Two years into the global pandemic, studies have shown that 95 per cent of museums worldwide have been forced to close for stretches of time during the COVID-19 crisis for public health reasons, according to the International Council of Museums.

That’s been the catalyst for a digital pivot in the museum and historic site sector — and it may bring lasting changes to how we learn about history.

The Buxton National Historic Site and Museum in southwestern Ontario was one of many heritage attractions to cultivate this change over the course of the pandemic.

The museum complex, located in rural North Buxton near the city of Chatham-Kent, preserves buildings from a 19th-century community of escaped slaves and free Blacks who came to Canada from the pre-Civil War United States.

Founded in 1849 as the “Elgin Settlement” by former slave owner and abolitionist Rev. William King, the settlement was the destination of many fugitive slaves who fled the U.S. via the Underground Railroad.

Main Street of the Elgin Settlement — also known as Buxton — in the 19th century, when it became a thriving community of ex-slaves and free Blacks who fled the U.S. to Canada via the Underground Railroad. [Buxton National Historic Site and Museum]

The museum has widened its audience during the past two years by introducing virtual tours and making weekly social media posts such as ‘Family Fridays,’ which feature mini-profiles of key historical figures associated the Elgin Settlement, later known as the Buxton settlement.

Mariah Kaak, assistant curator of the museum, said the switch to an online focus has been both exciting and scary.

“If there are people from around the world that don’t have the means to come to Buxton, it’s such a great way to have that experience,” she said. “I think the knowledge of Buxton will spread, and when people see that online, they might be motivated to come in person when they can.”

The Buxton attraction is also highlighted on the history app On This Spot, which has gained significant traction during the heights of the pandemic.

Aiming to combine the past and present to become “the future of history”, the app brings focus to historical places that aren’t widely known.

The app launched in 2016 as a travel blog but quickly gained widespread popularity because of its hit feature showing “Then and Now” images of history-rich places.

On This Spot has since expanded to an app and website dedicated to informing others about historic communities such as Buxton.

Ross Hiebert, chief of business development for On This Spot, said they use online learning to make history more accessible.

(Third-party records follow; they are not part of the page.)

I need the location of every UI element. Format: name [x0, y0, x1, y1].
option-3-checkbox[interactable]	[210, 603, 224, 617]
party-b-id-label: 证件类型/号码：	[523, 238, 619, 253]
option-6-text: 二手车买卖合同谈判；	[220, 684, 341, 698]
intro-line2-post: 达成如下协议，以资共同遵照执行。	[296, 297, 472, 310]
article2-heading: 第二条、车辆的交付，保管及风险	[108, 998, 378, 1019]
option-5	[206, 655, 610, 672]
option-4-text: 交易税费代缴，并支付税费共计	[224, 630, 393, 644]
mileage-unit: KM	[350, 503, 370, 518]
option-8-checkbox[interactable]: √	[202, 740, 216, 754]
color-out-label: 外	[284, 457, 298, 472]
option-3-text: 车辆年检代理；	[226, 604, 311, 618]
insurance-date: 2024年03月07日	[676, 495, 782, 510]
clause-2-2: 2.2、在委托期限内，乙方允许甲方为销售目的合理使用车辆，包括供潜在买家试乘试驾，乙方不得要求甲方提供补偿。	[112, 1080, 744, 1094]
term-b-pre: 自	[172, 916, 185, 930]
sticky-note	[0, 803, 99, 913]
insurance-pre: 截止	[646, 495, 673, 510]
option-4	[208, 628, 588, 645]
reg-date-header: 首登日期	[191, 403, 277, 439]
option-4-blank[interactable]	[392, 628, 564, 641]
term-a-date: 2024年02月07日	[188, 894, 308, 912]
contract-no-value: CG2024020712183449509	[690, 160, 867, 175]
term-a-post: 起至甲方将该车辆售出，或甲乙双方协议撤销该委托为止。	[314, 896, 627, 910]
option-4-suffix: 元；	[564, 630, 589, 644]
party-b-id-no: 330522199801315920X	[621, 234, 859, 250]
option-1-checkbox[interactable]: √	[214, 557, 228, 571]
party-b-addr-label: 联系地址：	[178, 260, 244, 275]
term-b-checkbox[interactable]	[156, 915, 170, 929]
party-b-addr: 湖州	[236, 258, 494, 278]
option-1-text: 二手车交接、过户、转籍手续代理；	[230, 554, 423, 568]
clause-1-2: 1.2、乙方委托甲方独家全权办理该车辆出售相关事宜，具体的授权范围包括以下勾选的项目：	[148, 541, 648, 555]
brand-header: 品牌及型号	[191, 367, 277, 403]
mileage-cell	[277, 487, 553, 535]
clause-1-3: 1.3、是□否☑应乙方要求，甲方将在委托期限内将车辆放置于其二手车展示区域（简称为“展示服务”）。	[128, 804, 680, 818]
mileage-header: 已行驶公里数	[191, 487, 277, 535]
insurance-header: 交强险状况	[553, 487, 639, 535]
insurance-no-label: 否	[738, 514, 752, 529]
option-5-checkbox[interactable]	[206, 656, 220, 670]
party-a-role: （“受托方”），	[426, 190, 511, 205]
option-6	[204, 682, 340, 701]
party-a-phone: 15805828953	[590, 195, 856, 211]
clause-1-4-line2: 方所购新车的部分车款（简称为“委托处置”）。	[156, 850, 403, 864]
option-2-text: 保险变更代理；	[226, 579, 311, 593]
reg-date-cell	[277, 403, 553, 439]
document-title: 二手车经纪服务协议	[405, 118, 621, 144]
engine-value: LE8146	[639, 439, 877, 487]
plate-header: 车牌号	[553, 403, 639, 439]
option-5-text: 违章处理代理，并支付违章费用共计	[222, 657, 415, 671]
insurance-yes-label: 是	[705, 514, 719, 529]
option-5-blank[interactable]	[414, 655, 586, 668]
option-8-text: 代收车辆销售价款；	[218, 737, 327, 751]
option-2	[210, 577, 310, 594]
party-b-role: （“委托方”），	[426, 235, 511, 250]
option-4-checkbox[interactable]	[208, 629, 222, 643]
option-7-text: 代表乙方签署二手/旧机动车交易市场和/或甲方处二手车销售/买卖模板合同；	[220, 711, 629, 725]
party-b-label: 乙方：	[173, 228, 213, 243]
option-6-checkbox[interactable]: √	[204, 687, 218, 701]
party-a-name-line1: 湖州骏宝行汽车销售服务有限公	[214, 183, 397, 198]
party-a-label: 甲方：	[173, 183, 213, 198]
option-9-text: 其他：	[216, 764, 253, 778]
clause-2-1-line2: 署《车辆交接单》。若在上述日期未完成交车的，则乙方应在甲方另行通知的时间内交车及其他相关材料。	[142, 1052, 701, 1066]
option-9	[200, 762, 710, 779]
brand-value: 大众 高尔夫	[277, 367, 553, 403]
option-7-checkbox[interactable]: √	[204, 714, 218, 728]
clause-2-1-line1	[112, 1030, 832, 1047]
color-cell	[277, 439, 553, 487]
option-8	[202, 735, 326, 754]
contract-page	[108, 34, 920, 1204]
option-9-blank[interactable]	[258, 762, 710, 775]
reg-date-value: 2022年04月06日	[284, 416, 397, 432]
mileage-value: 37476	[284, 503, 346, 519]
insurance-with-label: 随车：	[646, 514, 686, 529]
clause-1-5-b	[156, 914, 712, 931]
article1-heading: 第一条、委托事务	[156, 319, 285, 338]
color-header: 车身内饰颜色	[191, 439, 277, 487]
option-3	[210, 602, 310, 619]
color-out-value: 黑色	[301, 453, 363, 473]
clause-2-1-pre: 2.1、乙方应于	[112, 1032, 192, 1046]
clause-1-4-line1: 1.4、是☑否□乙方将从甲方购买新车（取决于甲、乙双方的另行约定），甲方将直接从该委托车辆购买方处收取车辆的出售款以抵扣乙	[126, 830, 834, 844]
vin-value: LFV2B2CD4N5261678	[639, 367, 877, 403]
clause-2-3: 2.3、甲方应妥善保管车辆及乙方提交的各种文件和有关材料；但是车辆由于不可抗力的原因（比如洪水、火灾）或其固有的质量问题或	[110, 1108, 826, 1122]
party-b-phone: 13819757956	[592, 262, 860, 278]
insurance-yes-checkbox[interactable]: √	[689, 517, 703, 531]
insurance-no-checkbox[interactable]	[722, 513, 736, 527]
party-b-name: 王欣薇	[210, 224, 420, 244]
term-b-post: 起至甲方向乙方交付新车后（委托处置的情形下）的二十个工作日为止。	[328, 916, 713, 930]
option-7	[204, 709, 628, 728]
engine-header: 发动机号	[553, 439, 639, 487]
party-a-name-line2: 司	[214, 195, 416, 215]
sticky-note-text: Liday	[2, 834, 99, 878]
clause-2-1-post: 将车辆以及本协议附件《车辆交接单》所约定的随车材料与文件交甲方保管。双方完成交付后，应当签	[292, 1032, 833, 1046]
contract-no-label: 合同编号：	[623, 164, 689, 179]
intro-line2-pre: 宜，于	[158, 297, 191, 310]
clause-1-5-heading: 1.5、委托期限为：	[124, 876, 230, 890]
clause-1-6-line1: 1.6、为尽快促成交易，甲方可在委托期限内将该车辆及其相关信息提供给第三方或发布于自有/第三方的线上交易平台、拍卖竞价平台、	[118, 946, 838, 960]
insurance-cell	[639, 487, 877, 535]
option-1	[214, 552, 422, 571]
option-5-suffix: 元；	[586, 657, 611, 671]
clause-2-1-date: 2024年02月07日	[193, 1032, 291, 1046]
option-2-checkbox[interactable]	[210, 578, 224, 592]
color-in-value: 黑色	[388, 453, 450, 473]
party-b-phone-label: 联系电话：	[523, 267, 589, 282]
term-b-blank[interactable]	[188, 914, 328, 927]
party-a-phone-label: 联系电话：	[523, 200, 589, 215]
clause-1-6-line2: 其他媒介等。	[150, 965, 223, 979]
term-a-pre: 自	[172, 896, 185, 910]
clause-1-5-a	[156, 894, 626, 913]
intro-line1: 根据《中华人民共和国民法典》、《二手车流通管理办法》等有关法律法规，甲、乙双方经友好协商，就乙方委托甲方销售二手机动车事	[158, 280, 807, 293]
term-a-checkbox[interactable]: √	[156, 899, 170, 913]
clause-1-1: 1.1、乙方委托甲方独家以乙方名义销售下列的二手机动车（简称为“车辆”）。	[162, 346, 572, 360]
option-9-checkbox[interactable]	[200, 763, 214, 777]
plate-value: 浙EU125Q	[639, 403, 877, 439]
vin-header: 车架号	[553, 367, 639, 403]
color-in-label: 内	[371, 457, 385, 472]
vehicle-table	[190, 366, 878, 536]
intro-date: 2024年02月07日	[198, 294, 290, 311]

The On This Spot history app features images of the historic Buxton settlement near present-day Chatham-Kent, Ont. [On This Spot/Buxton National Historic Site and Museum]

Virtual options for experiencing museums and historical sites are often preferable for people living with disabilities or compromised immune systems.

One in seven Ontarians has a disability. With a large portion of that population also being immunocompromised, virtual options for learning about the province’s history can offer a safe and interactive alternative.

The On This Spot app includes closed captioning and subtitles to help bring a site’s history to the viewer. It aims to provide an option for all lovers of history.

“We can create something for everybody with the skimmers, dippers and divers,” said Hiebert. “For people who are just looking to see cool photos and scroll through that and don’t have patience to read. And then there’s the people that read the captions for more information, and then we have the tours for people who really want a deep dive.”

Hiebert also noted that the app has an emphasis on illuminating histories within rural communities.

On this Spot is planning to expand its audience by making lesson plans to be implemented in elementary schools.

Duncan Travis, descendant of a Buxton family, noted that virtual history options have connected him to his ancestors like never before. “It allowed me to see photos that I never would’ve seen otherwise,” said Travis. “it connected me to my heritage.”